Once excerpt of the book states “Mother Teresa was not a friend of the poor. She was a friend of poverty. She said that suffering was a gift from God. She spent her life opposing the only known cure for poverty, which is the empowerment of women and the emancipation of them from a livestock version of compulsory reproduction. And she was a friend to the worst of the rich, taking misappropriated money from the atrocious Duvalier family in Haiti (whose rule she praised in return) and from Charles Keating of the Lincoln Savings and Loan. Where did that money, and all the other donations, go?
Many more people are poor and sick because of the life of Mother Teresa: Even more will be poor and sick if her example is followed. She was a fanatic, a fundamentalist, and a fraud, and a church that officially protects those who violate the innocent has given us another clear sign of where it truly stands on moral and ethical questions”.
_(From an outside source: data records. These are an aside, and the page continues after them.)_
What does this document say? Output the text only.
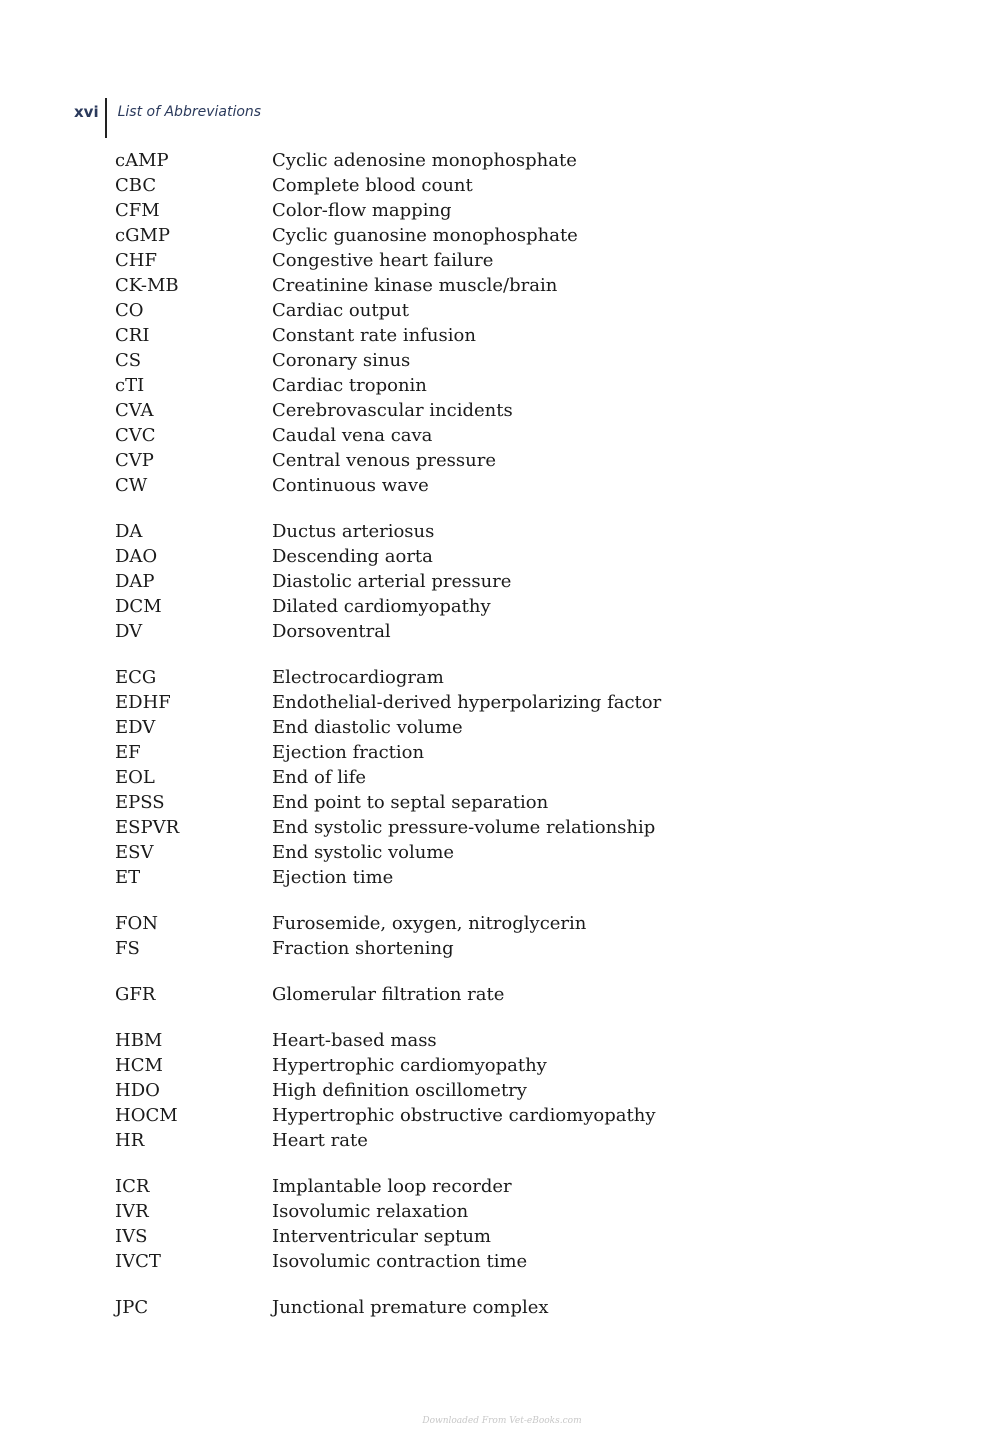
xvi	List of Abbreviations
cAMP	Cyclic adenosine monophosphate
CBC	Complete blood count
CFM	Color-flow mapping
cGMP	Cyclic guanosine monophosphate
CHF	Congestive heart failure
CK-MB	Creatinine kinase muscle/brain
CO	Cardiac output
CRI	Constant rate infusion
CS	Coronary sinus
cTI	Cardiac troponin
CVA	Cerebrovascular incidents
CVC	Caudal vena cava
CVP	Central venous pressure
CW	Continuous wave
DA	Ductus arteriosus
DAO	Descending aorta
DAP	Diastolic arterial pressure
DCM	Dilated cardiomyopathy
DV	Dorsoventral
ECG	Electrocardiogram
EDHF	Endothelial-derived hyperpolarizing factor
EDV	End diastolic volume
EF	Ejection fraction
EOL	End of life
EPSS	End point to septal separation
ESPVR	End systolic pressure-volume relationship
ESV	End systolic volume
ET	Ejection time
FON	Furosemide, oxygen, nitroglycerin
FS	Fraction shortening
GFR	Glomerular filtration rate
HBM	Heart-based mass
HCM	Hypertrophic cardiomyopathy
HDO	High definition oscillometry
HOCM	Hypertrophic obstructive cardiomyopathy
HR	Heart rate
ICR	Implantable loop recorder
IVR	Isovolumic relaxation
IVS	Interventricular septum
IVCT	Isovolumic contraction time
JPC	Junctional premature complex
Downloaded From Vet-eBooks.com
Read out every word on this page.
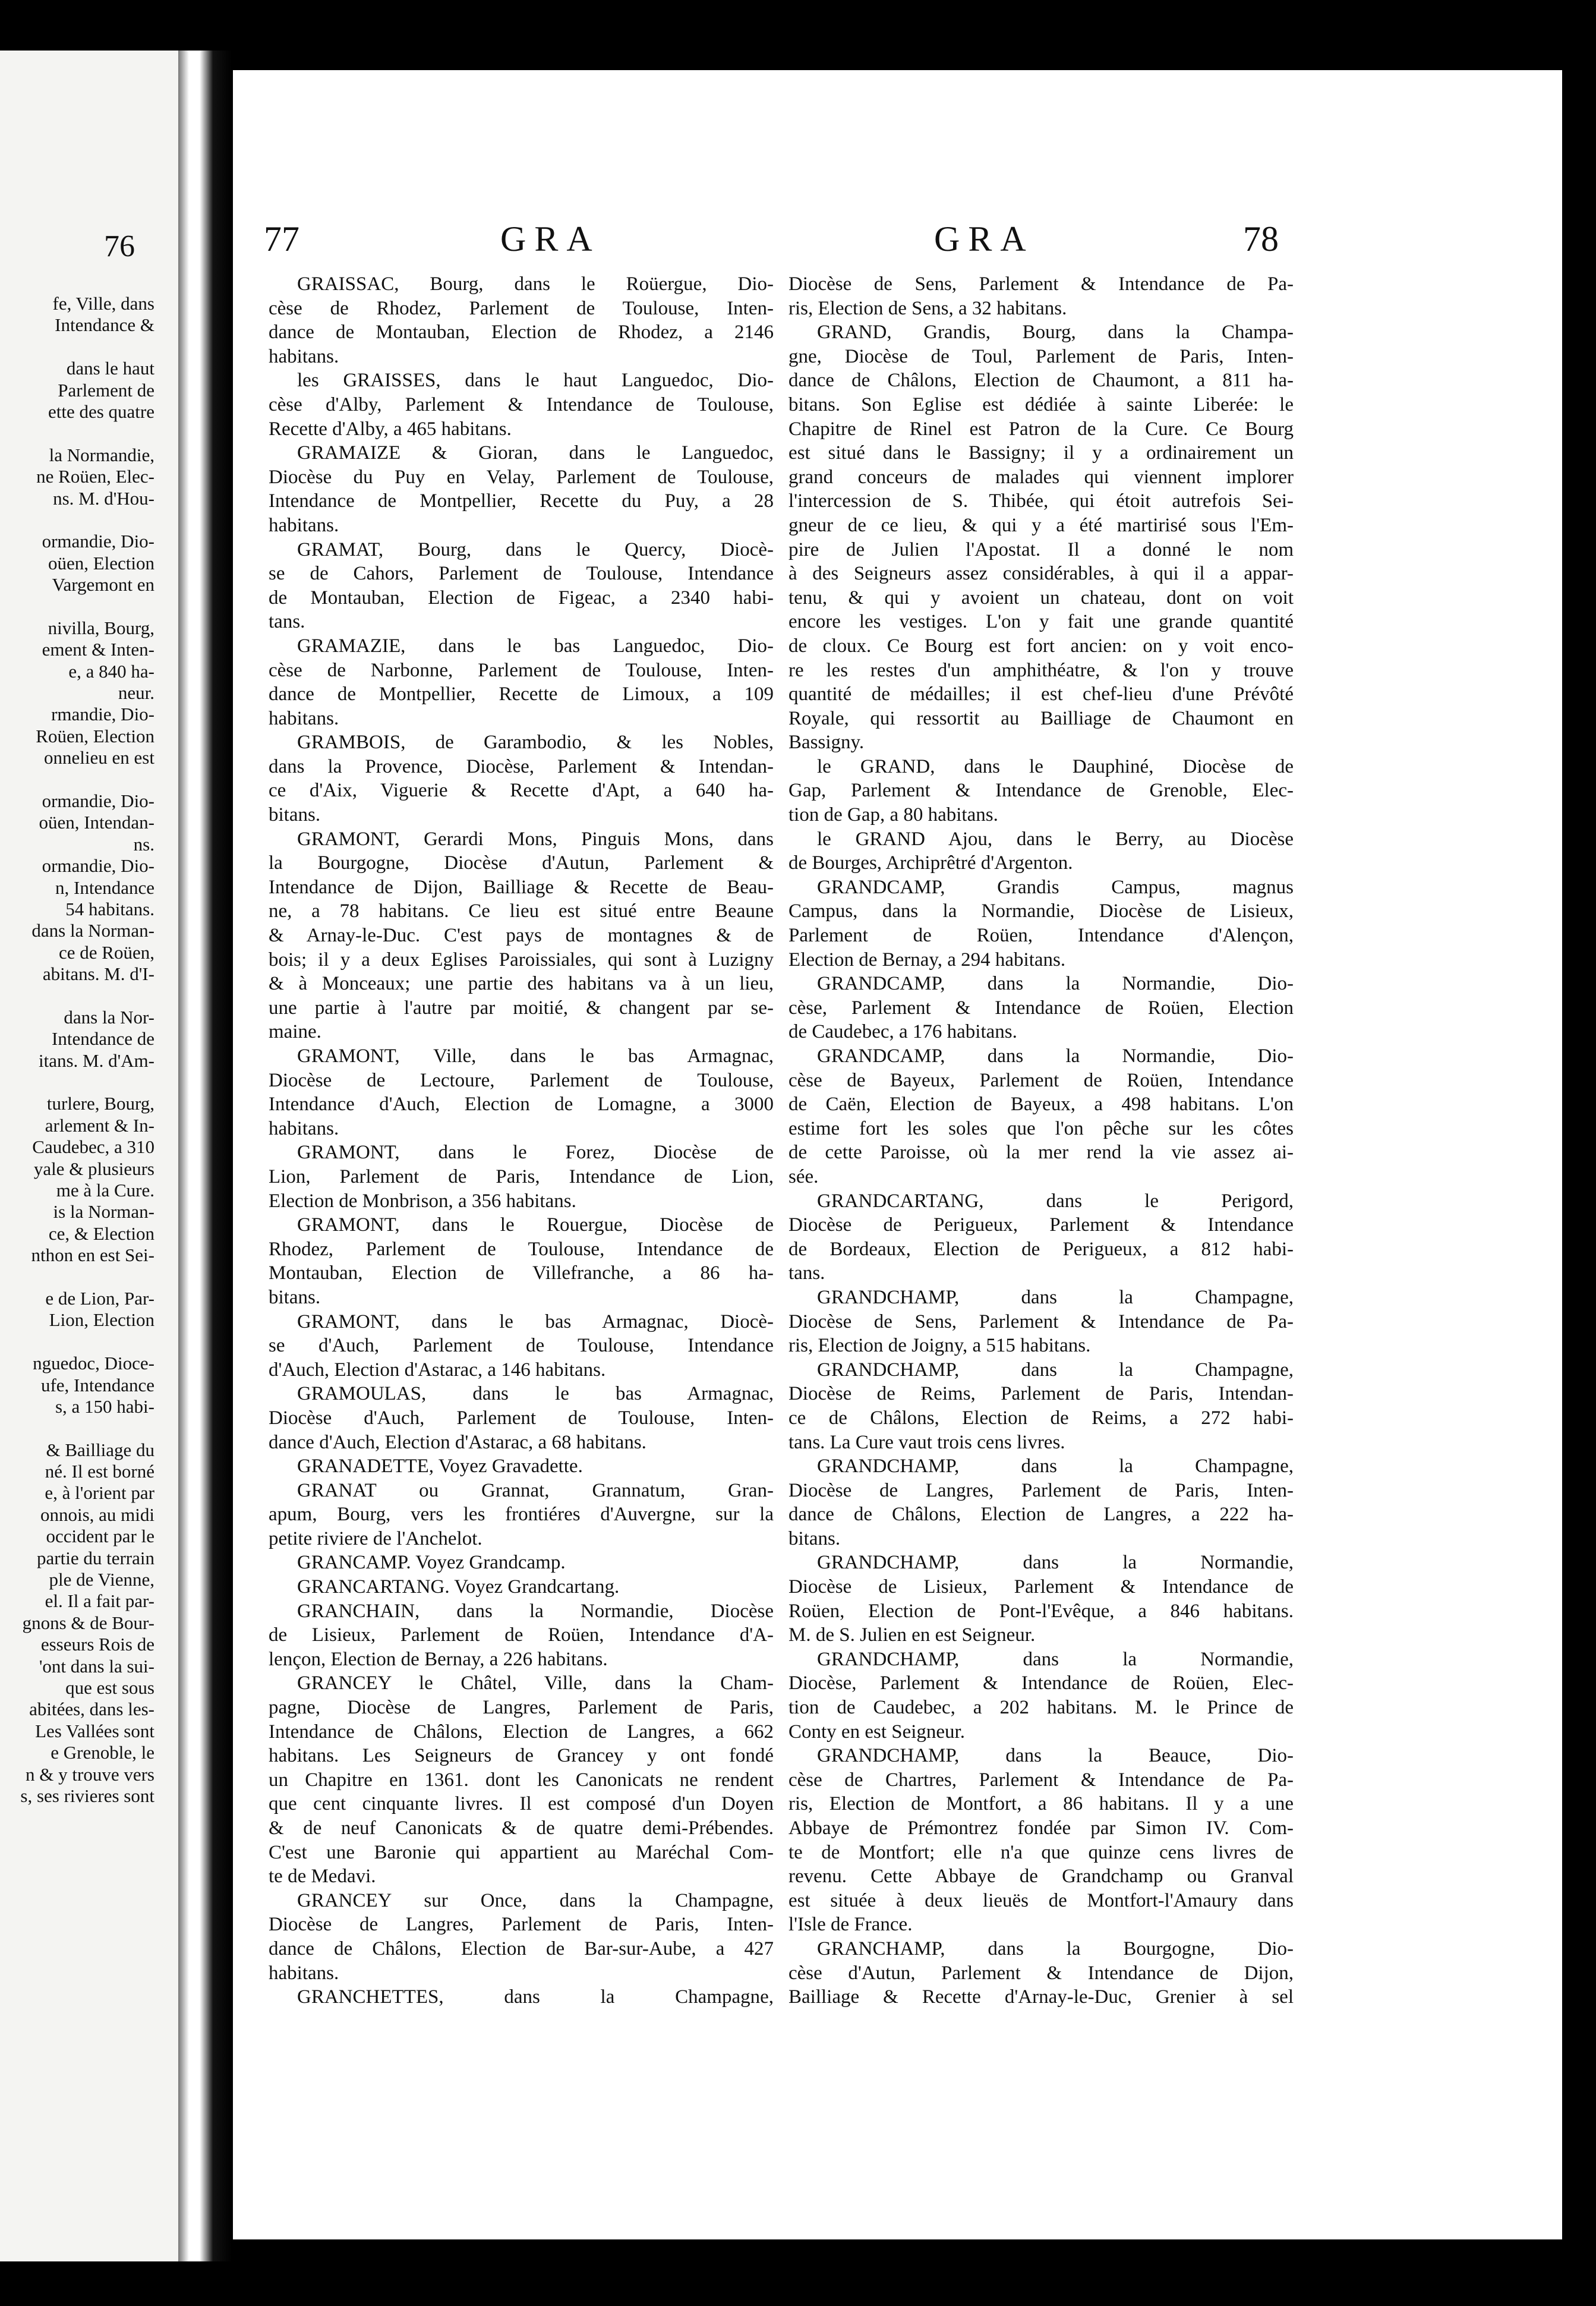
76
fe, Ville, dans
Intendance &
dans le haut
Parlement de
ette des quatre
la Normandie,
ne Roüen, Elec-
ns. M. d'Hou-
ormandie, Dio-
oüen, Election
Vargemont en
nivilla, Bourg,
ement & Inten-
e, a 840 ha-
neur.
rmandie, Dio-
Roüen, Election
onnelieu en est
ormandie, Dio-
oüen, Intendan-
ns.
ormandie, Dio-
n, Intendance
54 habitans.
dans la Norman-
ce de Roüen,
abitans. M. d'I-
dans la Nor-
Intendance de
itans. M. d'Am-
turlere, Bourg,
arlement & In-
Caudebec, a 310
yale & plusieurs
me à la Cure.
is la Norman-
ce, & Election
nthon en est Sei-
e de Lion, Par-
Lion, Election
nguedoc, Dioce-
ufe, Intendance
s, a 150 habi-
& Bailliage du
né. Il est borné
e, à l'orient par
onnois, au midi
occident par le
partie du terrain
ple de Vienne,
el. Il a fait par-
gnons & de Bour-
esseurs Rois de
'ont dans la sui-
que est sous
abitées, dans les-
Les Vallées sont
e Grenoble, le
n & y trouve vers
s, ses rivieres sont
77	GRA	GRA	78
GRAISSAC, Bourg, dans le Roüergue, Dio-
cèse de Rhodez, Parlement de Toulouse, Inten-
dance de Montauban, Election de Rhodez, a 2146
habitans.
les GRAISSES, dans le haut Languedoc, Dio-
cèse d'Alby, Parlement & Intendance de Toulouse,
Recette d'Alby, a 465 habitans.
GRAMAIZE & Gioran, dans le Languedoc,
Diocèse du Puy en Velay, Parlement de Toulouse,
Intendance de Montpellier, Recette du Puy, a 28
habitans.
GRAMAT, Bourg, dans le Quercy, Diocè-
se de Cahors, Parlement de Toulouse, Intendance
de Montauban, Election de Figeac, a 2340 habi-
tans.
GRAMAZIE, dans le bas Languedoc, Dio-
cèse de Narbonne, Parlement de Toulouse, Inten-
dance de Montpellier, Recette de Limoux, a 109
habitans.
GRAMBOIS, de Garambodio, & les Nobles,
dans la Provence, Diocèse, Parlement & Intendan-
ce d'Aix, Viguerie & Recette d'Apt, a 640 ha-
bitans.
GRAMONT, Gerardi Mons, Pinguis Mons, dans
la Bourgogne, Diocèse d'Autun, Parlement &
Intendance de Dijon, Bailliage & Recette de Beau-
ne, a 78 habitans. Ce lieu est situé entre Beaune
& Arnay-le-Duc. C'est pays de montagnes & de
bois; il y a deux Eglises Paroissiales, qui sont à Luzigny
& à Monceaux; une partie des habitans va à un lieu,
une partie à l'autre par moitié, & changent par se-
maine.
GRAMONT, Ville, dans le bas Armagnac,
Diocèse de Lectoure, Parlement de Toulouse,
Intendance d'Auch, Election de Lomagne, a 3000
habitans.
GRAMONT, dans le Forez, Diocèse de
Lion, Parlement de Paris, Intendance de Lion,
Election de Monbrison, a 356 habitans.
GRAMONT, dans le Rouergue, Diocèse de
Rhodez, Parlement de Toulouse, Intendance de
Montauban, Election de Villefranche, a 86 ha-
bitans.
GRAMONT, dans le bas Armagnac, Diocè-
se d'Auch, Parlement de Toulouse, Intendance
d'Auch, Election d'Astarac, a 146 habitans.
GRAMOULAS, dans le bas Armagnac,
Diocèse d'Auch, Parlement de Toulouse, Inten-
dance d'Auch, Election d'Astarac, a 68 habitans.
GRANADETTE, Voyez Gravadette.
GRANAT ou Grannat, Grannatum, Gran-
apum, Bourg, vers les frontiéres d'Auvergne, sur la
petite riviere de l'Anchelot.
GRANCAMP. Voyez Grandcamp.
GRANCARTANG. Voyez Grandcartang.
GRANCHAIN, dans la Normandie, Diocèse
de Lisieux, Parlement de Roüen, Intendance d'A-
lençon, Election de Bernay, a 226 habitans.
GRANCEY le Châtel, Ville, dans la Cham-
pagne, Diocèse de Langres, Parlement de Paris,
Intendance de Châlons, Election de Langres, a 662
habitans. Les Seigneurs de Grancey y ont fondé
un Chapitre en 1361. dont les Canonicats ne rendent
que cent cinquante livres. Il est composé d'un Doyen
& de neuf Canonicats & de quatre demi-Prébendes.
C'est une Baronie qui appartient au Maréchal Com-
te de Medavi.
GRANCEY sur Once, dans la Champagne,
Diocèse de Langres, Parlement de Paris, Inten-
dance de Châlons, Election de Bar-sur-Aube, a 427
habitans.
GRANCHETTES, dans la Champagne,
Diocèse de Sens, Parlement & Intendance de Pa-
ris, Election de Sens, a 32 habitans.
GRAND, Grandis, Bourg, dans la Champa-
gne, Diocèse de Toul, Parlement de Paris, Inten-
dance de Châlons, Election de Chaumont, a 811 ha-
bitans. Son Eglise est dédiée à sainte Liberée: le
Chapitre de Rinel est Patron de la Cure. Ce Bourg
est situé dans le Bassigny; il y a ordinairement un
grand conceurs de malades qui viennent implorer
l'intercession de S. Thibée, qui étoit autrefois Sei-
gneur de ce lieu, & qui y a été martirisé sous l'Em-
pire de Julien l'Apostat. Il a donné le nom
à des Seigneurs assez considérables, à qui il a appar-
tenu, & qui y avoient un chateau, dont on voit
encore les vestiges. L'on y fait une grande quantité
de cloux. Ce Bourg est fort ancien: on y voit enco-
re les restes d'un amphithéatre, & l'on y trouve
quantité de médailles; il est chef-lieu d'une Prévôté
Royale, qui ressortit au Bailliage de Chaumont en
Bassigny.
le GRAND, dans le Dauphiné, Diocèse de
Gap, Parlement & Intendance de Grenoble, Elec-
tion de Gap, a 80 habitans.
le GRAND Ajou, dans le Berry, au Diocèse
de Bourges, Archiprêtré d'Argenton.
GRANDCAMP, Grandis Campus, magnus
Campus, dans la Normandie, Diocèse de Lisieux,
Parlement de Roüen, Intendance d'Alençon,
Election de Bernay, a 294 habitans.
GRANDCAMP, dans la Normandie, Dio-
cèse, Parlement & Intendance de Roüen, Election
de Caudebec, a 176 habitans.
GRANDCAMP, dans la Normandie, Dio-
cèse de Bayeux, Parlement de Roüen, Intendance
de Caën, Election de Bayeux, a 498 habitans. L'on
estime fort les soles que l'on pêche sur les côtes
de cette Paroisse, où la mer rend la vie assez ai-
sée.
GRANDCARTANG, dans le Perigord,
Diocèse de Perigueux, Parlement & Intendance
de Bordeaux, Election de Perigueux, a 812 habi-
tans.
GRANDCHAMP, dans la Champagne,
Diocèse de Sens, Parlement & Intendance de Pa-
ris, Election de Joigny, a 515 habitans.
GRANDCHAMP, dans la Champagne,
Diocèse de Reims, Parlement de Paris, Intendan-
ce de Châlons, Election de Reims, a 272 habi-
tans. La Cure vaut trois cens livres.
GRANDCHAMP, dans la Champagne,
Diocèse de Langres, Parlement de Paris, Inten-
dance de Châlons, Election de Langres, a 222 ha-
bitans.
GRANDCHAMP, dans la Normandie,
Diocèse de Lisieux, Parlement & Intendance de
Roüen, Election de Pont-l'Evêque, a 846 habitans.
M. de S. Julien en est Seigneur.
GRANDCHAMP, dans la Normandie,
Diocèse, Parlement & Intendance de Roüen, Elec-
tion de Caudebec, a 202 habitans. M. le Prince de
Conty en est Seigneur.
GRANDCHAMP, dans la Beauce, Dio-
cèse de Chartres, Parlement & Intendance de Pa-
ris, Election de Montfort, a 86 habitans. Il y a une
Abbaye de Prémontrez fondée par Simon IV. Com-
te de Montfort; elle n'a que quinze cens livres de
revenu. Cette Abbaye de Grandchamp ou Granval
est située à deux lieuës de Montfort-l'Amaury dans
l'Isle de France.
GRANCHAMP, dans la Bourgogne, Dio-
cèse d'Autun, Parlement & Intendance de Dijon,
Bailliage & Recette d'Arnay-le-Duc, Grenier à sel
Hitchens describes Teresa as a “religious fundamentalist, a political operative, a primitive and an accomplice of worldly secular powers”.
People attack Hitchens in a “shoot the messenger” way, but few of them have the courage to go through his work and see the other side of Mother Teresa.
But he was not the only one with courage of attacking an icon. The Huffington Post also published an article in 2013, citing a study that “Mother Teresa was a product of hype, a myth”. The research showed that many of the patients in her hospitals and homes were not cared for properly, many were left to die, and ask the question “where the millions of dollars for the poorest have gone”?
The Verdict
Every individual in history is criticized by some, and loved by others. Such is the case with Mother Teresa as well. There are two sides to every story. And while many will applaud and deify her, there will always be people that think she was not a saint as many believe. People are left with their own beliefs, but it is always good to look at the both sides of the story.